To be fair, this here is a micro benchmark, but (sometimes) a vec outperforms an array:

i5-4590

vec                     time:   [26.030 us 26.095 us 26.157 us]  
array                   time:   [34.850 us 34.926 us 35.001 us] 

i5-4590 with export RUSTFLAGS="-C target-cpu=native"

vec                     time:   [23.127 us 23.169 us 23.211 us] 
array                   time:   [23.449 us 23.501 us 23.559 us]                   

i5-6300U with export RUSTFLAGS="-C target-cpu=native"

vec                     time:   [38.091 us 38.532 us 39.031 us]                 
array                   time:   [39.694 us 40.104 us 40.632 us]                   

i5-6300U

vec                     time:   [35.050 us 35.474 us 35.999 us]                 
array                   time:   [35.067 us 35.539 us 36.164 us]     
fn vec_dgl(state: &Vec<f64>) -> Vec<f64> {
    let x = state[0];
    let v = state[1];
    vec![v, -x]
}
pub fn vec_euler(x: f64, v: f64) -> (f64, f64) {
    let mut state = vec![x, v];
    let dt = 0.01;
    for _ in 0..10000 {
        let diff = vec_dgl(&state);
        // diff.into_iter().zip(state.iter_mut()).for_each(|(diff, state)| *state = *state + diff * dt ); // same performance, [https://doc.rust-lang.org/std/iter/trait.Iterator.html#method.for_each] write: This is equivalent to using a for loop on the iterator
        for (diff, state) in diff.into_iter().zip(state.iter_mut()) {
            *state = *state + diff * dt;
        }
    }
    (state[0], state[1])
}

fn array_dgl(state: [f64; 2]) -> [f64; 2] {
    let x = state[0];
    let v = state[1];
    [v, -x]
}
pub fn array_euler(x: f64, v: f64) -> (f64, f64) {
    let mut state = [x, v];
    let dt = 0.01;
    for _ in 0..10000 {
        let diff = array_dgl(state);
        for (diff, state) in diff.into_iter().zip(state.iter_mut()) {
            *state = *state + diff * dt;
        }
    }
    (state[0], state[1])
}
use criterion::{black_box, criterion_group, criterion_main, Criterion};
use rust::*;

pub fn criterion_benchmark(c: &mut Criterion) {
    c.bench_function("vec", |b| b.iter(|| vec_euler(black_box(1.), black_box(0.))));
    c.bench_function("array", |b| b.iter(|| array_euler(black_box(1.), black_box(0.))));
}

criterion_group!(benches, criterion_benchmark);
criterion_main!(benches);

Interesting.
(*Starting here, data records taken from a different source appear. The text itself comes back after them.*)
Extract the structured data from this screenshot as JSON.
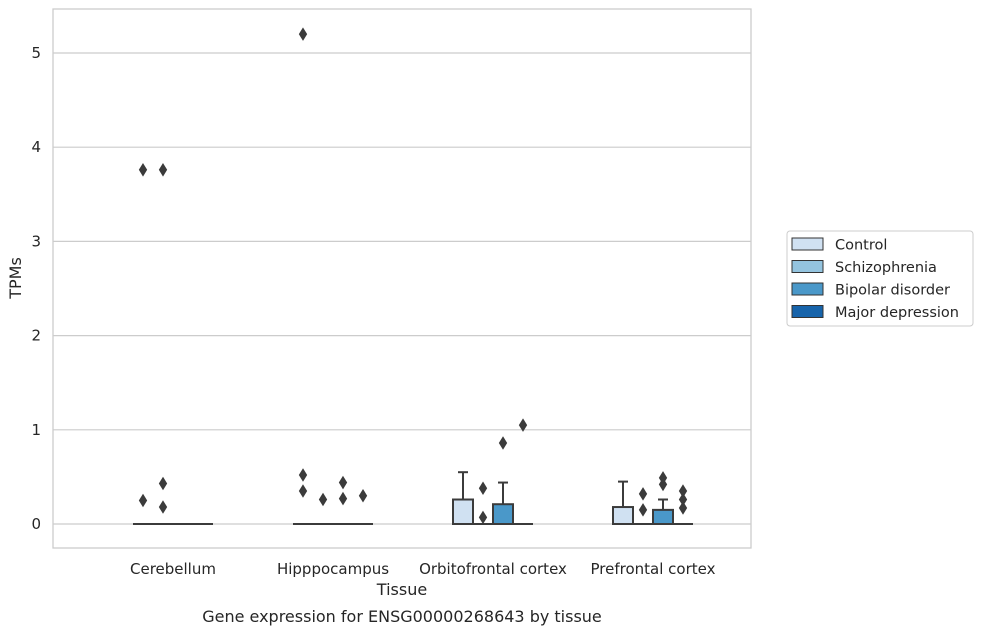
{
  "chart_data": {
    "type": "box",
    "title": "",
    "caption": "Gene expression for ENSG00000268643 by tissue",
    "xlabel": "Tissue",
    "ylabel": "TPMs",
    "categories": [
      "Cerebellum",
      "Hipppocampus",
      "Orbitofrontal cortex",
      "Prefrontal cortex"
    ],
    "yticks": [
      0,
      1,
      2,
      3,
      4,
      5
    ],
    "ylim": [
      -0.25,
      5.47
    ],
    "grid": "horizontal",
    "legend_position": "right",
    "series": [
      {
        "name": "Control",
        "color": "#d0e1f2",
        "boxes": [
          {
            "category": "Cerebellum",
            "q1": 0,
            "median": 0,
            "q3": 0,
            "whisker_low": 0,
            "whisker_high": 0,
            "outliers": [
              0.25,
              3.76
            ]
          },
          {
            "category": "Hipppocampus",
            "q1": 0,
            "median": 0,
            "q3": 0,
            "whisker_low": 0,
            "whisker_high": 0,
            "outliers": [
              0.35,
              0.52,
              5.2
            ]
          },
          {
            "category": "Orbitofrontal cortex",
            "q1": 0,
            "median": 0,
            "q3": 0.26,
            "whisker_low": 0,
            "whisker_high": 0.55,
            "outliers": []
          },
          {
            "category": "Prefrontal cortex",
            "q1": 0,
            "median": 0,
            "q3": 0.18,
            "whisker_low": 0,
            "whisker_high": 0.45,
            "outliers": []
          }
        ]
      },
      {
        "name": "Schizophrenia",
        "color": "#94c4df",
        "boxes": [
          {
            "category": "Cerebellum",
            "q1": 0,
            "median": 0,
            "q3": 0,
            "whisker_low": 0,
            "whisker_high": 0,
            "outliers": [
              0.18,
              0.43,
              3.76
            ]
          },
          {
            "category": "Hipppocampus",
            "q1": 0,
            "median": 0,
            "q3": 0,
            "whisker_low": 0,
            "whisker_high": 0,
            "outliers": [
              0.26
            ]
          },
          {
            "category": "Orbitofrontal cortex",
            "q1": 0,
            "median": 0,
            "q3": 0,
            "whisker_low": 0,
            "whisker_high": 0,
            "outliers": [
              0.07,
              0.38
            ]
          },
          {
            "category": "Prefrontal cortex",
            "q1": 0,
            "median": 0,
            "q3": 0,
            "whisker_low": 0,
            "whisker_high": 0,
            "outliers": [
              0.15,
              0.32
            ]
          }
        ]
      },
      {
        "name": "Bipolar disorder",
        "color": "#4a98c9",
        "boxes": [
          {
            "category": "Cerebellum",
            "q1": 0,
            "median": 0,
            "q3": 0,
            "whisker_low": 0,
            "whisker_high": 0,
            "outliers": []
          },
          {
            "category": "Hipppocampus",
            "q1": 0,
            "median": 0,
            "q3": 0,
            "whisker_low": 0,
            "whisker_high": 0,
            "outliers": [
              0.27,
              0.44
            ]
          },
          {
            "category": "Orbitofrontal cortex",
            "q1": 0,
            "median": 0,
            "q3": 0.21,
            "whisker_low": 0,
            "whisker_high": 0.44,
            "outliers": [
              0.86
            ]
          },
          {
            "category": "Prefrontal cortex",
            "q1": 0,
            "median": 0,
            "q3": 0.15,
            "whisker_low": 0,
            "whisker_high": 0.26,
            "outliers": [
              0.42,
              0.49
            ]
          }
        ]
      },
      {
        "name": "Major depression",
        "color": "#1764ab",
        "boxes": [
          {
            "category": "Cerebellum",
            "q1": 0,
            "median": 0,
            "q3": 0,
            "whisker_low": 0,
            "whisker_high": 0,
            "outliers": []
          },
          {
            "category": "Hipppocampus",
            "q1": 0,
            "median": 0,
            "q3": 0,
            "whisker_low": 0,
            "whisker_high": 0,
            "outliers": [
              0.3
            ]
          },
          {
            "category": "Orbitofrontal cortex",
            "q1": 0,
            "median": 0,
            "q3": 0,
            "whisker_low": 0,
            "whisker_high": 0,
            "outliers": [
              1.05
            ]
          },
          {
            "category": "Prefrontal cortex",
            "q1": 0,
            "median": 0,
            "q3": 0,
            "whisker_low": 0,
            "whisker_high": 0,
            "outliers": [
              0.17,
              0.26,
              0.35
            ]
          }
        ]
      }
    ]
  }
}
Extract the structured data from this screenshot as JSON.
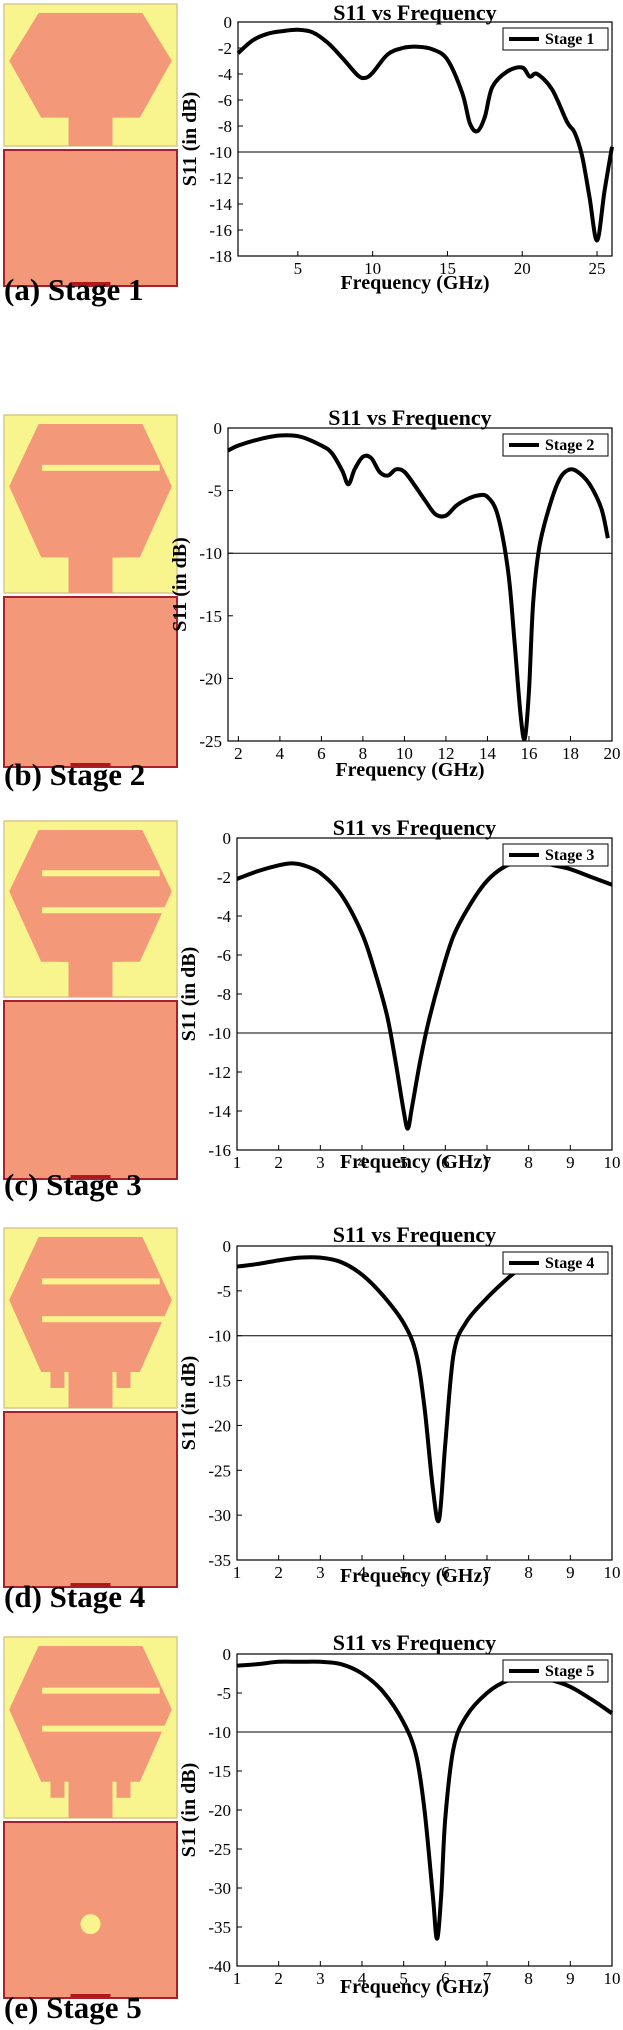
{
  "colors": {
    "substrate": "#f8f58e",
    "substrate_border": "#d8c98a",
    "patch": "#f4987a",
    "ground": "#f4987a",
    "ground_border": "#a8202a",
    "feed": "#b01818",
    "slot": "#f8f58e",
    "curve": "#000000",
    "ref_line": "#000000"
  },
  "panels": [
    {
      "caption": "(a) Stage 1",
      "stage": 1,
      "slots": 0,
      "stub_style": "basic",
      "ground_circle": false
    },
    {
      "caption": "(b) Stage 2",
      "stage": 2,
      "slots": 1,
      "stub_style": "basic",
      "ground_circle": false
    },
    {
      "caption": "(c) Stage 3",
      "stage": 3,
      "slots": 2,
      "stub_style": "basic",
      "ground_circle": false
    },
    {
      "caption": "(d) Stage 4",
      "stage": 4,
      "slots": 2,
      "stub_style": "hooks",
      "ground_circle": false
    },
    {
      "caption": "(e) Stage 5",
      "stage": 5,
      "slots": 2,
      "stub_style": "hooks",
      "ground_circle": true
    }
  ],
  "chart_data": [
    {
      "type": "line",
      "title": "S11 vs Frequency",
      "xlabel": "Frequency (GHz)",
      "ylabel": "S11 (in dB)",
      "xlim": [
        1,
        26
      ],
      "ylim": [
        -18,
        0
      ],
      "xticks": [
        5,
        10,
        15,
        20,
        25
      ],
      "yticks": [
        0,
        -2,
        -4,
        -6,
        -8,
        -10,
        -12,
        -14,
        -16,
        -18
      ],
      "ref_line": -10,
      "legend": "top-right",
      "series": [
        {
          "name": "Stage 1",
          "x": [
            1,
            2,
            3,
            4,
            5,
            6,
            7,
            8,
            9,
            9.5,
            10,
            11,
            12,
            13,
            14,
            15,
            16,
            16.5,
            17,
            17.5,
            18,
            19,
            20,
            20.5,
            21,
            22,
            23,
            23.5,
            24,
            24.5,
            25,
            25.5,
            26
          ],
          "y": [
            -2.4,
            -1.4,
            -0.9,
            -0.7,
            -0.6,
            -0.8,
            -1.6,
            -2.8,
            -4.1,
            -4.3,
            -3.9,
            -2.5,
            -2.0,
            -1.9,
            -2.1,
            -2.9,
            -5.5,
            -7.8,
            -8.4,
            -7.3,
            -5.0,
            -3.8,
            -3.5,
            -4.2,
            -4.0,
            -5.2,
            -7.7,
            -8.5,
            -10.3,
            -13.5,
            -16.8,
            -13.0,
            -9.6
          ]
        }
      ]
    },
    {
      "type": "line",
      "title": "S11 vs Frequency",
      "xlabel": "Frequency (GHz)",
      "ylabel": "S11 (in dB)",
      "xlim": [
        1.5,
        20
      ],
      "ylim": [
        -25,
        0
      ],
      "xticks": [
        2,
        4,
        6,
        8,
        10,
        12,
        14,
        16,
        18,
        20
      ],
      "yticks": [
        0,
        -5,
        -10,
        -15,
        -20,
        -25
      ],
      "ref_line": -10,
      "legend": "top-right",
      "series": [
        {
          "name": "Stage 2",
          "x": [
            1.5,
            2,
            3,
            4,
            5,
            6,
            6.5,
            7,
            7.3,
            7.6,
            8,
            8.4,
            8.8,
            9.2,
            9.6,
            10,
            10.5,
            11,
            11.5,
            12,
            12.5,
            13,
            13.5,
            14,
            14.5,
            15,
            15.3,
            15.6,
            15.8,
            16,
            16.2,
            16.5,
            17,
            17.5,
            18,
            18.5,
            19,
            19.5,
            19.8
          ],
          "y": [
            -1.8,
            -1.4,
            -0.9,
            -0.6,
            -0.7,
            -1.4,
            -2.0,
            -3.4,
            -4.5,
            -3.3,
            -2.3,
            -2.4,
            -3.5,
            -3.8,
            -3.3,
            -3.5,
            -4.6,
            -5.8,
            -6.9,
            -7.0,
            -6.2,
            -5.7,
            -5.4,
            -5.5,
            -7.0,
            -11.5,
            -17.0,
            -23.0,
            -24.8,
            -21.0,
            -14.0,
            -9.5,
            -6.2,
            -4.0,
            -3.3,
            -3.7,
            -4.7,
            -6.5,
            -8.8
          ]
        }
      ]
    },
    {
      "type": "line",
      "title": "S11 vs Frequency",
      "xlabel": "Frequency (GHz)",
      "ylabel": "S11 (in dB)",
      "xlim": [
        1,
        10
      ],
      "ylim": [
        -16,
        0
      ],
      "xticks": [
        1,
        2,
        3,
        4,
        5,
        6,
        7,
        8,
        9,
        10
      ],
      "yticks": [
        0,
        -2,
        -4,
        -6,
        -8,
        -10,
        -12,
        -14,
        -16
      ],
      "ref_line": -10,
      "legend": "top-right",
      "series": [
        {
          "name": "Stage 3",
          "x": [
            1,
            1.5,
            2,
            2.3,
            2.6,
            3,
            3.5,
            4,
            4.3,
            4.6,
            4.8,
            5,
            5.1,
            5.2,
            5.4,
            5.6,
            5.9,
            6.2,
            6.6,
            7,
            7.4,
            7.8,
            8.2,
            8.6,
            9,
            9.5,
            10
          ],
          "y": [
            -2.1,
            -1.7,
            -1.4,
            -1.3,
            -1.4,
            -1.8,
            -2.9,
            -4.9,
            -6.8,
            -9.1,
            -11.4,
            -14.0,
            -14.9,
            -13.8,
            -11.4,
            -9.4,
            -7.0,
            -5.0,
            -3.4,
            -2.2,
            -1.5,
            -1.2,
            -1.2,
            -1.4,
            -1.6,
            -2.0,
            -2.4
          ]
        }
      ]
    },
    {
      "type": "line",
      "title": "S11 vs Frequency",
      "xlabel": "Frequency (GHz)",
      "ylabel": "S11 (in dB)",
      "xlim": [
        1,
        10
      ],
      "ylim": [
        -35,
        0
      ],
      "xticks": [
        1,
        2,
        3,
        4,
        5,
        6,
        7,
        8,
        9,
        10
      ],
      "yticks": [
        0,
        -5,
        -10,
        -15,
        -20,
        -25,
        -30,
        -35
      ],
      "ref_line": -10,
      "legend": "top-right",
      "series": [
        {
          "name": "Stage 4",
          "x": [
            1,
            1.5,
            2,
            2.5,
            3,
            3.5,
            4,
            4.5,
            5,
            5.3,
            5.5,
            5.7,
            5.85,
            6,
            6.2,
            6.5,
            7,
            7.5,
            7.8
          ],
          "y": [
            -2.3,
            -2.0,
            -1.6,
            -1.3,
            -1.3,
            -1.8,
            -3.2,
            -5.5,
            -8.6,
            -12.0,
            -18.0,
            -27.0,
            -30.5,
            -22.0,
            -12.0,
            -8.5,
            -5.8,
            -3.6,
            -2.5
          ]
        }
      ]
    },
    {
      "type": "line",
      "title": "S11 vs Frequency",
      "xlabel": "Frequency (GHz)",
      "ylabel": "S11 (in dB)",
      "xlim": [
        1,
        10
      ],
      "ylim": [
        -40,
        0
      ],
      "xticks": [
        1,
        2,
        3,
        4,
        5,
        6,
        7,
        8,
        9,
        10
      ],
      "yticks": [
        0,
        -5,
        -10,
        -15,
        -20,
        -25,
        -30,
        -35,
        -40
      ],
      "ref_line": -10,
      "legend": "top-right",
      "series": [
        {
          "name": "Stage 5",
          "x": [
            1,
            1.5,
            2,
            2.5,
            3,
            3.5,
            4,
            4.5,
            5,
            5.3,
            5.5,
            5.7,
            5.8,
            5.9,
            6,
            6.2,
            6.5,
            7,
            7.5,
            8,
            8.5,
            9,
            9.5,
            10
          ],
          "y": [
            -1.5,
            -1.3,
            -1.0,
            -1.0,
            -1.0,
            -1.3,
            -2.5,
            -4.8,
            -8.8,
            -13.0,
            -20.0,
            -31.0,
            -36.5,
            -31.0,
            -21.0,
            -12.0,
            -8.0,
            -5.0,
            -3.4,
            -3.0,
            -3.3,
            -4.2,
            -5.8,
            -7.6
          ]
        }
      ]
    }
  ]
}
When both versions take their arguments by reference, the performance is the same:

@@ -16,7 +16,7 @@ pub fn vec_euler(x: f64, v: f64) -> (f64, f64) {
     (state[0], state[1])
 }
 
-fn array_dgl(state: [f64; 2]) -> [f64; 2] {
+fn array_dgl(state: &[f64; 2]) -> [f64; 2] {
     let x = state[0];
     let v = state[1];
     [v, -x]
@@ -25,7 +25,7 @@ pub fn array_euler(x: f64, v: f64) -> (f64, f64) {
     let mut state = [x, v];
     let dt = 0.01;
     for _ in 0..10000 {
-        let diff = array_dgl(state);
+        let diff = array_dgl(&state);
         for (diff, state) in diff.into_iter().zip(state.iter_mut()) {
             *state = *state + diff * dt;
         }

Results on my x86_64 machine, after that change:

vec                     time:   [20.599 us 20.734 us 20.870 us]                 
array                   time:   [20.611 us 20.733 us 20.864 us]                   

This might be one of those cases where Rust is generating too many memcpys, and LLVM does not manage to optimize them away.

3 Likes

Can confirm

This topic was automatically closed 90 days after the last reply. We invite you to open a new topic if you have further questions or comments.